Banking rails are moving past the 'stablecoin winner' narrative: Sygnum
Key takeaways
- Also in the race to issue a stablecoin is Qivalis, a consortium of 37 of the European Union’s largest banks, which aims to launch a digital euro before the end of this year.
- The big push from banks directly challenges what European politicians have been saying about who should control the future of digital money.
- While Sygnum’s multi-instrument approach actually supports Lagarde’s thesis that stablecoins are not a silver bullet, it does challenge her conclusion on how to fix the issue.
Rather than waiting for a single winner to emerge, large asset managers and corporate treasuries are demanding a multi-instrument setup in which stablecoins, tokenized bank deposits and tokenized money market funds all run on the same infrastructure.

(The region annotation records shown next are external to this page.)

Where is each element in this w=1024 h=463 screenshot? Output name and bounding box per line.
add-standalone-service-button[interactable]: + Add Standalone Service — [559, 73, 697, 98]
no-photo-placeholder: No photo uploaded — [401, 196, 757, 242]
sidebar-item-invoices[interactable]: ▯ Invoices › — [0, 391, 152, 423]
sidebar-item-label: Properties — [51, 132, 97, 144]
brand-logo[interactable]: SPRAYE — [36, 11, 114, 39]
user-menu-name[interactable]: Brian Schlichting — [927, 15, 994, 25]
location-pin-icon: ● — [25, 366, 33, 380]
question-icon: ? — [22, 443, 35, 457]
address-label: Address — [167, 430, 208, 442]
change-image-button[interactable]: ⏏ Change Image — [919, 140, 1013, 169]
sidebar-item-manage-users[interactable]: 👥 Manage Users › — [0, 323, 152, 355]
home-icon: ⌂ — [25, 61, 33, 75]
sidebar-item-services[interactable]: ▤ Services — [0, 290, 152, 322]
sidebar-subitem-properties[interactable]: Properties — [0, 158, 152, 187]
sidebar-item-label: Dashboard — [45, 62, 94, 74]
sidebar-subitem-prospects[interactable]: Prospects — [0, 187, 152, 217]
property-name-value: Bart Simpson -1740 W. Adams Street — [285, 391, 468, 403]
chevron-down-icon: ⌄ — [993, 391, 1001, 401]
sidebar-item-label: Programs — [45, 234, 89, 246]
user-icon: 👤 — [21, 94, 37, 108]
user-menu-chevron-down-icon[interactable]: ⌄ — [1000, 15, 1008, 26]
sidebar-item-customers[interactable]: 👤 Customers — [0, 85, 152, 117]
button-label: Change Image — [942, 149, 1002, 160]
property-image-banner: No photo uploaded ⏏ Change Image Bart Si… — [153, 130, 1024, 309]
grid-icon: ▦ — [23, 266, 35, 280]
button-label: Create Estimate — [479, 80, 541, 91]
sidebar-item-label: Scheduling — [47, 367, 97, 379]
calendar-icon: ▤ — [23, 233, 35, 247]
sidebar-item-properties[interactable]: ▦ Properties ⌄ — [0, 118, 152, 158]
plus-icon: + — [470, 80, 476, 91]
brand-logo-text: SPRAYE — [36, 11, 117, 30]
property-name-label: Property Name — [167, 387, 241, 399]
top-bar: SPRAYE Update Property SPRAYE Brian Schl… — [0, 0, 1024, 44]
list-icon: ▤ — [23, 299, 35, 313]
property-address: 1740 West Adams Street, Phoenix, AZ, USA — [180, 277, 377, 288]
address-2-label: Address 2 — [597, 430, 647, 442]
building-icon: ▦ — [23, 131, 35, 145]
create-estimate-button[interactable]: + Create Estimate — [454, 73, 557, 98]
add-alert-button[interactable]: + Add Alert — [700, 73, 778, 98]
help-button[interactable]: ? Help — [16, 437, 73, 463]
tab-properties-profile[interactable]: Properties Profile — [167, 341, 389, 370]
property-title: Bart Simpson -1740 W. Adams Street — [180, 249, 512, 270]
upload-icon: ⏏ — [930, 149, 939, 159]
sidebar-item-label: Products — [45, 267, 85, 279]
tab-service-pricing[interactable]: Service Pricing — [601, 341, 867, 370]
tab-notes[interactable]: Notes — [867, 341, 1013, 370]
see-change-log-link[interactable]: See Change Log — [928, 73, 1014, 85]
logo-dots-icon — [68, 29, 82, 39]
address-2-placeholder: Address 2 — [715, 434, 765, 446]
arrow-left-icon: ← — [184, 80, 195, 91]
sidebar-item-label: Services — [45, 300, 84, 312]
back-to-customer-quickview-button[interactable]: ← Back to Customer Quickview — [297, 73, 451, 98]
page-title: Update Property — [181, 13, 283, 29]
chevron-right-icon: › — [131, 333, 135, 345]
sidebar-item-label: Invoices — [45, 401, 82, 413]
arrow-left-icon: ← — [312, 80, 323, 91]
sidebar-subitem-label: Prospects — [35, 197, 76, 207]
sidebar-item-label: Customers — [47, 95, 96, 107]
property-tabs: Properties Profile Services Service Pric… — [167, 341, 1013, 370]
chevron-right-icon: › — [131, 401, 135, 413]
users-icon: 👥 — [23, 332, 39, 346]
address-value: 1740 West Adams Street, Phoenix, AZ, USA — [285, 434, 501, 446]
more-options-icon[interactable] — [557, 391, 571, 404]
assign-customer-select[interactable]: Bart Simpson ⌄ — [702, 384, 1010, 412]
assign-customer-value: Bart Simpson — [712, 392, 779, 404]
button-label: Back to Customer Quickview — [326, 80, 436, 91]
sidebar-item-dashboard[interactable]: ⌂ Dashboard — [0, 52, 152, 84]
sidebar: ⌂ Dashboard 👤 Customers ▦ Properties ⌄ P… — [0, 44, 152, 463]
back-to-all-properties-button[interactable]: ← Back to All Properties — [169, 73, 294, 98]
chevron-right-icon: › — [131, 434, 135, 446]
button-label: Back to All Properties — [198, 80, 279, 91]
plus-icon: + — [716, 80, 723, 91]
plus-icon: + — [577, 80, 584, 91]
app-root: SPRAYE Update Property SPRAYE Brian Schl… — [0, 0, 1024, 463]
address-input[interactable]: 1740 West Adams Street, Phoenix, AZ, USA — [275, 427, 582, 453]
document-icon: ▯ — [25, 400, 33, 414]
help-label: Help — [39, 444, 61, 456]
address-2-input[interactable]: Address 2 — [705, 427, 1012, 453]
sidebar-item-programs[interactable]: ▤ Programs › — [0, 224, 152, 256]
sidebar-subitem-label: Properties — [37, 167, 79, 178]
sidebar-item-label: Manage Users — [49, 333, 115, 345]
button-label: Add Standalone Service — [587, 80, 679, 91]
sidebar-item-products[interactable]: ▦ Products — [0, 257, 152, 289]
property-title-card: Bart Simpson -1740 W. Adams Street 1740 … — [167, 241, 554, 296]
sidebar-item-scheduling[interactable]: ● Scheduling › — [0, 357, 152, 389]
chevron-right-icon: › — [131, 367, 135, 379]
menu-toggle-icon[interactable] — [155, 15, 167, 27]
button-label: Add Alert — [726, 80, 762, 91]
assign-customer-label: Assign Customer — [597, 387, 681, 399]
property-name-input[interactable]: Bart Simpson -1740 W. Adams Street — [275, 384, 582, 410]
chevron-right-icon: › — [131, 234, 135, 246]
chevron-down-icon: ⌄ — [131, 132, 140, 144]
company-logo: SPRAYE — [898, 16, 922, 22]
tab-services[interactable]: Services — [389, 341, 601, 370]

“The demand from institutional clients is consistent: they are not waiting for any single instrument to prevail,” Thomas Eichenberger, chief strategy officer and deputy group CEO at Swiss-based digital asset bank Sygnum, told CoinDesk on Thursday in an email.
“They are asking how tokenized deposits, regulated stablecoins, and tokenized money market funds can be combined and made interoperable, so a treasury function can move between them — permissioned settlement, 24/7 cross-border flows, yield with on-demand liquidity — under one regulatory framework they already trust,” he added.